Electrically-powered refrigeration equipment operating for 24 hours a day, 365 days a year, has the potential to consume bags of energy. In this context, the focus needs to move to using less energy within refrigeration systems to reduce both running costs and carbon emissions.
Technology has moved forward considerably over the last few years and it is now highly practical and cost-effective to utilise the free waste heat from a catering refrigeration system to produce hot water for the kitchen. Integrating this type of waste heat recycling system provides immediate savings by displacing the costs of gas or electric heating — the energy to make hot water is constantly produced by a refrigeration system but is currently sent to waste!
One of the companies at the forefront of delivering highly efficient refrigeration solutions is Green Cooling. Director, Garry Broadbent, says that refrigeration systems must be correctly specified and designed to match the needs of the application as they simply don’t fit into a ‘one-size-fits-all’ philosophy.
It is now highly practical to utilise the free waste heat from a catering refrigeration system to produce hot water for the kitchen”
The coldroom itself must be of adequate specification in terms of providing the highest level of practical insulation to reduce the cooling demand, but more importantly the 24/7/365 energy consuming electrically-powered refrigeration equipment must be efficient and correctly specified.
The specification of the refrigeration design must take into account the demands of the application and match those demands with the most efficient system available. “A good example of this approach would be to look at a kitchen with three coldrooms and to consider the specification of a single centralised refrigeration system instead of three separate individual refrigeration units,” explains Broadbent.
“The single centralised unit would have the capability to operate efficiently on minimum load with an inverter-driven compressor system, modulating to very efficiently match the actual cooling load of each coldroom. This design can provide energy savings of more than 20% per year in comparison to the three individual standalone refrigeration units, and this is achieved simply by minimising unnecessary energy use by good design.”
Operators can benefit from existing UK tax allowances on the capital cost of energy efficient refrigeration cabinets, but Broadbent notes that achieving the most optimal solution boils down to having a full understanding of a kitchen’s refrigeration demands from the outset.
“A kitchen refrigeration energy survey would obviously include the cooling requirements, but also the kitchen’s hot water requirements, as the objective of any project should be to achieve the maximum level of efficiency from the cooling and heating system as a whole by recycling the free waste heat from refrigeration to provide hot water.”
How can an operator ‘future-proof’ their refrigeration systems to ensure they remain ‘green’ for the next five to 10 years?
“This really is a key question and it could easily fall into the ‘elephant in the room’ category.
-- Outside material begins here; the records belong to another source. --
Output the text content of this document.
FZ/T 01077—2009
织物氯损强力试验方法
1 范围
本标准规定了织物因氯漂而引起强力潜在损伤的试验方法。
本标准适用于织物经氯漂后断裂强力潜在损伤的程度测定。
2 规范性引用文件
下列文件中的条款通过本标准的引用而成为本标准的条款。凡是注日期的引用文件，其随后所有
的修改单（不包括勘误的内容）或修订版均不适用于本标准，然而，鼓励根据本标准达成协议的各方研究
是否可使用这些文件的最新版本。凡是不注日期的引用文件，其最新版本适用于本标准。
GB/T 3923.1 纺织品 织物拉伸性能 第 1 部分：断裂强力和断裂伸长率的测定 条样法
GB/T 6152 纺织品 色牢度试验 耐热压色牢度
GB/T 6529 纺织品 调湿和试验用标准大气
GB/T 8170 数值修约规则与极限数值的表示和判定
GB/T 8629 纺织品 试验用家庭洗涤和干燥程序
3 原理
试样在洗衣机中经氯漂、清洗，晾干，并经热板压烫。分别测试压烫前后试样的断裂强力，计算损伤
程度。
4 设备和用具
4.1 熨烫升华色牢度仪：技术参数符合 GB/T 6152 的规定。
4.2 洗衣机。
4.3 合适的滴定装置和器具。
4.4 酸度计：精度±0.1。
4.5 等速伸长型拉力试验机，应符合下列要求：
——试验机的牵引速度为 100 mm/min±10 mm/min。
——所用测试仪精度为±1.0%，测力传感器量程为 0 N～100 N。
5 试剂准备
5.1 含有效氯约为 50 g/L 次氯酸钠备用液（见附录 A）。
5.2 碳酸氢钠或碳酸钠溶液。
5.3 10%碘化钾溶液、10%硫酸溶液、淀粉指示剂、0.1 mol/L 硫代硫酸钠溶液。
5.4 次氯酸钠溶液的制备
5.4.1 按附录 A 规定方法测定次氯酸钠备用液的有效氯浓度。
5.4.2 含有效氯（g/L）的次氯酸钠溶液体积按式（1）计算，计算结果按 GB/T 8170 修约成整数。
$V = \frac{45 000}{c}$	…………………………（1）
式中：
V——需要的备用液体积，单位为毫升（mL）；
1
From now until 2030 there will be an accelerating focus on removing ozone-depleting refrigerants from all industries and applications. Put simply, this means that refrigeration equipment could be installed now and yet during its operational life (to allow it to remain functional) it could require costly and time-consuming modifications or at worst become obsolete due to the refrigerant used within the system being phased out.
“A number of high ozone-depleting refrigerants are used within foodservice refrigeration systems, so operators can ‘future proof’ their installations by simply selecting systems with a natural refrigerant that does not present the risk of phase-out.”
3 key things to take away
- A one-size-fits-all approach won’t work. Match the demands of the application with the most efficient systems available.
- Waste heat from a catering refrigeration system can now be used to produce hot water for a kitchen.
- The phase out of ozone-depleting refrigerants means operators should look at natural refrigerants to avoid obsolescence.